Toda croqueta que se precie, al leer el título de este artículo, habrá pensado en nuestra querida Xena, la princesa guerrera. ¡Cuántas alegrías nos dio y cuántas más, por lo que parece, nos va a dar con la llegada de la nueva serie que, además, promete sacar de los abismos del subtexto la relación entre Xena y Gabrielle!
Pero, manque me pese, en realidad la columna de hoy está dedicada a la festividad de Sant Jordi, o San Jorge, que se celebró el pasado sábado 23 de abril a la vez que el Día del Libro. Como sabéis, todo empezó con un “había una vez”… Un dragón se dispuso a atacar un pueblo, porque es lo que hacen los dragones. La familia real, a fin de mantener al dragón a raya, decidió entregarle cada día a un vecino para que saciara su apetito y dejara al resto de la población tranquila, y la entrega del vecino se realizaba por un sorteo democrático en el que también entraban los miembros de la familia real, porque no estaban aforados y daban ejemplo a sus súbditos, que es lo que hacen las familias reales. Así que, por supuesto, llegó el día en que le tocó a la princesa servir de merienda al dragón, porque eso es lo que hacen las princesas; y, acto seguido, apareció un caballero, San Jorge, para salvarla, porque los caballeros salvan a las princesas, y al resto de los vecinos, que les den. El caso es que el dragón acabó lanceado y de su sangre brotó una rosa roja y, claro, San Jorge o Jordi o George tomó esa rosa y se la ofreció a la princesa. Y por eso, desde entonces, en algunas comunidades y muy especialmente en Cataluña el hombre le regala a la mujer una rosa roja, símbolo de la pasión, acompañada para más señas de una espiga de trigo, símbolo de fertilidad; tradición que, al parecer, está documentada ya desde hace varios siglos.

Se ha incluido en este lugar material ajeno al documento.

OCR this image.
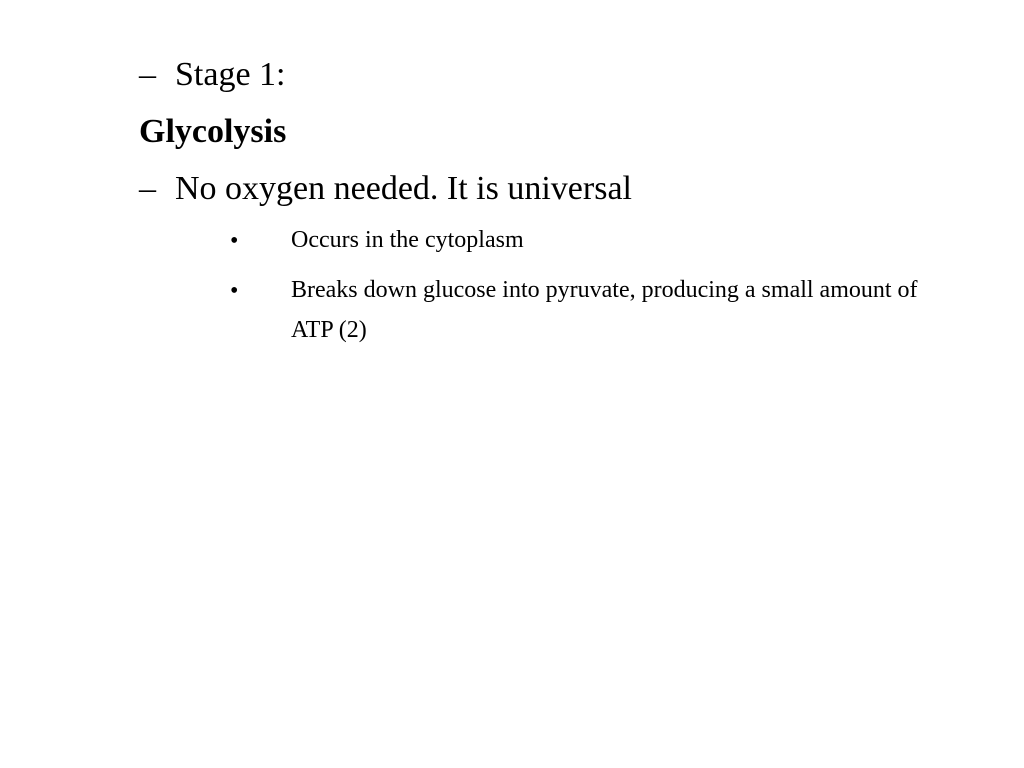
– Stage 1:
Glycolysis
– No oxygen needed. It is universal
• Occurs in the cytoplasm
• Breaks down glucose into pyruvate, producing a small amount of ATP (2)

Muy convenientemente, como ya he dicho, el 23 de abril también se conmemora el Día Internacional del Libro. Así, allí donde la festividad de Sant Jordi está más arraigada, esta fecha se ha convertido en un “día de los enamorados” en el que la tradición manda que las mujeres reciban rosas y los hombres, libros. Esto me recuerda mucho a aquellas ropitas infantiles azules y rosas con los mensajes respectivos de “inteligente como papá” y “bonita como mamá”. Me recuerda mucho, en general, al clásico reparto patriarcal de roles entre hombre y mujer, según el cual ellos se quedan con la inteligencia y ellas con la belleza.
Hoy en día, obviamente, la tradición ha sufrido algunas modificaciones y el 23 de abril muchas mujeres reciben no solo rosas sino también libros, pese a que aún persistan en la cultura popular bromas del tipo “si es rubia, es tonta” o “una mujer guapa no pinta nada en una biblioteca”, como le oí insinuar hace poco a un adolescente.
Pero yo no me conformo con eso. Está bien que la mujer haya logrado salir de la parcela exclusiva de la belleza para entrar también en la de la lectura (no nos congratulemos demasiado por ello, no obstante, ya que tras el encumbramiento de la mujer como persona lectora hay intereses económicos, como tras casi todo). Lo que yo reclamo aquí es que la mujer entre también en la parcela del libro: primero como escritora, por supuesto. A simple vista, cualquier persona que paseara por las Ramblas de Barcelona y sus alrededores cotilleando la multitud de paradas de libros podría observar que el número de los escritos por mujeres era claramente inferior al de los libros escritos por hombres. Pero, más allá de eso, tras lo que seguro que hay intereses también económicos (¿los hombres tienen mejor reputación —porque son más inteligentes, más profesionales— y por eso venden más y por eso se los publica más?), me gustaría que las mujeres entraran dentro de los libros: que se conviertan, al fin, en personajes fuertes, en mujeres valientes, en princesas con armadura que cambien definitivamente la historia que nos llevan vendiendo desde hace más de mil años y que rompan, por fin, la lanza del caballero y salven ellas solas a su pueblo sin derramar sangre y luego dejen la corona y se vayan a una granja para cultivar, si quieren, su propio rosal. Y que Xena, chakram en mano, les guiñe un ojo con admiración.